Во всяком случае, одно бесспорно: никакой Процедуры завтра не будет. Я лучше умру.
Так что вместо открытого бунта я изо всех сил напрягаю мышцы, когда тётка привязывает меня к спинке кровати.
Когда я расслабляюсь, то ощущаю крохотное провисание шнура — лишь на какую-то долю дюйма — но, может, этого достаточно, чтобы мне удалось высвободиться из этих импровизированных кандалов. О, ещё одна хорошая новость: на исходе дня мои тюремщики становятся менее бдительны и уже не так тщательно несут службу: Рейчел минут на пять отходит от двери — ей надо в туалет; Дженни просвещает Грейс насчёт правил новой игры, которую она недавно выдумала; тётка оставляет свой пост на полчаса — отправляется мыть посуду. После обеда на вахту заступает дядя Уильям. Отлично. У него с собой маленькое радио. Я надеюсь, что он, как обычно после еды, скоро задремлет.

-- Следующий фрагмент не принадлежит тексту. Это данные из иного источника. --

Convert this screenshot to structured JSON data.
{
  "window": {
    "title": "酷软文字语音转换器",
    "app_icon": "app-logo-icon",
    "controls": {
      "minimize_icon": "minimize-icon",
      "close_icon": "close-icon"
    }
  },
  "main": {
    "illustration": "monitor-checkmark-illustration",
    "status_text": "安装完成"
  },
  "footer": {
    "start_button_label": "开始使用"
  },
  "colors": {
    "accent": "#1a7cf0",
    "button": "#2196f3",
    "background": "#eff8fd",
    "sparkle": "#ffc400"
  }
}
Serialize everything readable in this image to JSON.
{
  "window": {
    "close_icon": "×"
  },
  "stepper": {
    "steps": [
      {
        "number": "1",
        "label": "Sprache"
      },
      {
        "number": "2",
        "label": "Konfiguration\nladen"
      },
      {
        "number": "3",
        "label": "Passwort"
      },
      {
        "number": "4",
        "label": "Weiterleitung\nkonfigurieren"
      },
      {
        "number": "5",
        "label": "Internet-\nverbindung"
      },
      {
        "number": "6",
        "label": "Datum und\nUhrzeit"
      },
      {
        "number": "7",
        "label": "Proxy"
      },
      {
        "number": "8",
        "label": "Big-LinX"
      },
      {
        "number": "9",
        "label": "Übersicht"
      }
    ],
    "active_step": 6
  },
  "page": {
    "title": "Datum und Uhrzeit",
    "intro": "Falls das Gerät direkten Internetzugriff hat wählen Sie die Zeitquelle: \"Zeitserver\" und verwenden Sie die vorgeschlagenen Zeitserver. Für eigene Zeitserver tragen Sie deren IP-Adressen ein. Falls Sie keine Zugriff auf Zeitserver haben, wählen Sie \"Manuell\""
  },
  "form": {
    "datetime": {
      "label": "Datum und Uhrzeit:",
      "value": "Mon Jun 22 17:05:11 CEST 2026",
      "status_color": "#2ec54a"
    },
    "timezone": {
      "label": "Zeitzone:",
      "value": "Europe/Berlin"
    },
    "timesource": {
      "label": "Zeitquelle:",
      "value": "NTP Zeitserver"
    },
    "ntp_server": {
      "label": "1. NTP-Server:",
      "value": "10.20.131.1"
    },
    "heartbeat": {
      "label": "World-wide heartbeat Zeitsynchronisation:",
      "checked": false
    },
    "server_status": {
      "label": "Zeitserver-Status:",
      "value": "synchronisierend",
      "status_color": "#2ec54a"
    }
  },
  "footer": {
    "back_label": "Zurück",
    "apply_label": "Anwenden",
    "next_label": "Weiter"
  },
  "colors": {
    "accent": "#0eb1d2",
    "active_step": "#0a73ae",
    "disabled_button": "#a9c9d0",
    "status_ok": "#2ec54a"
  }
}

И вот тогда, может быть — только «может быть» — мне удастся освободиться.
Около девяти часов свет дня меркнет окончательно, стены одеваются тенями, и я лежу в темноте. Через жалюзи пробивается яркий свет полной луны, и контуры предметов в комнате отсвечивают тусклым серебром. За дверью сидит на страже дядя Уильям, слушает своё радио — оно что-то еле слышно бормочет. Снизу доносятся звуки: в кухне и в туалете на первом этаже плещется вода, приглушённо гомонят голоса, шаркают обутые в тапочки ноги, кто-то покашливает — последние шумы, после которых опустится ночь и дом затихнет, словно измученный человек перед смертью. Дженни и Грейс пока что не разрешается спать в одной комнате со мной. Наверно, они там все спят вповалку на полу в гостиной.
Опять припирается Рейчел, надеюсь, в последний раз. В руке у неё стакан с... водой? В темноте трудно сказать, но что-то эта вода какая-то мутная, как будто в ней что-то растворено.
— Я не хочу пить, — объявляю я.
— Всего несколько глотков.
— Нет, правда, Рейчел, я не хочу пить.
— Лина, не создавай проблем. — Она присаживается на кровать и прижимает стакан к моему рту. — Ты весь день так хорошо себя вела.
Мне ничего не остаётся, как набрать полный рот этой дряни. Точно — явно ощущается едковатый привкус лекарства. Наверняка снотворное. Однако я не глотаю, и как только сестрица встаёт и направляется к двери, поворачиваю голову и орошаю волосы и подушку. Противно, но лучше, чем глотать эту гадость. Впрочем, в мокрой подушке есть и кое-что хорошее: плечи охлаждаются и болят чуть меньше.
Рейчел задерживается у двери — кажется, собирается сказать что-то умное и значительное. Но всё, что у неё получается, это:
— Увидимся утром.
«Не увидимся, если всё пойдёт, как я хочу», — думаю я, но молчу, как рыба. Она уходит и затворяет за собой дверь.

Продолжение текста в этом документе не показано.